Demonstrate commitment to dialogue: We made sure that the Yale administration could never credibly claim that we were the ones who had passed up discussion. Early in the campaign, we asked for and received a forum with directors of Yale’s financial aid office. That was the first event to which we turned out students we’d met through canvassing. That forum was a chance for us to confront the disconnect between the theories of the people running the financial aid office and the experiences of the students affected. It gave us greater justification in calling for a meeting with the people who set the policies that the financial aid office carries out, including Yale’s President, Richard Levin. The platform, which we sent to Levin and other administrators with a request for a meeting, gave something concrete to which we could call on him to respond. We repeated our request for a meeting with Levin and added an MLK Day deadline. Before MLK Day, Levin responded by declining our call for a meeting again but announcing that he would hold an Open Forum on February 22. It was only after Levin failed at that forum to substantively address our proposals or commit to real change that we chose to escalate to a sit-in.
Escalate: If pressure isn’t building, it’s letting up.

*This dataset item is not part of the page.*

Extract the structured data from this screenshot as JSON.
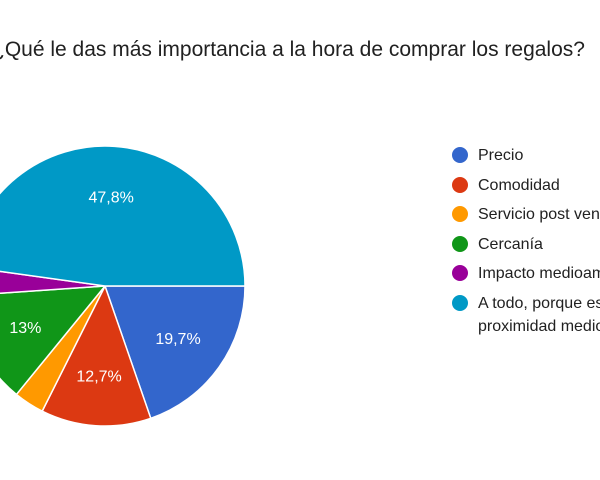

Along with furthering our organizing, each part of our campaign raised the stakes by escalating the aggressiveness of our action, the size of our constituency, or the importance of our target. That’s why we went from a canvass, to a forum with financial aid officers, to mailing a platform to administrators, to announcing a deadline, to a 150-student speak-out, to a 1,000 student petition, to an open forum with Levin himself, to a sit-in.
Organizing:This is the single most important principle of a successful campaign. Everything we did was an opportunity to involve more students and to better spread out responsibility and leadership. Winning, ultimately, was about pushing peers to recognize commonalities of experience and the potential for common solutions, and challenging each other to realize a better vision for our school and our community.
There’s still more left to win, at Yale and at campuses around the country. Here at Yale, the UOC is working for a reduction in the student “self-help” requirement, which consigns students on financial aid to spend hours working each week while their peers engage in the extracurricular life of the university (you can follow our campaign here). And, unfortunately, Congress’s assault on student loans has made it all the more essential that students stand up to ensure that their schools don’t balance the budget by eroding accessibility. We learned at Yale that even in a seemingly unfavorable climate, it’s possible not only to hold the line but to make real progress. It’s on us as students to make it happen.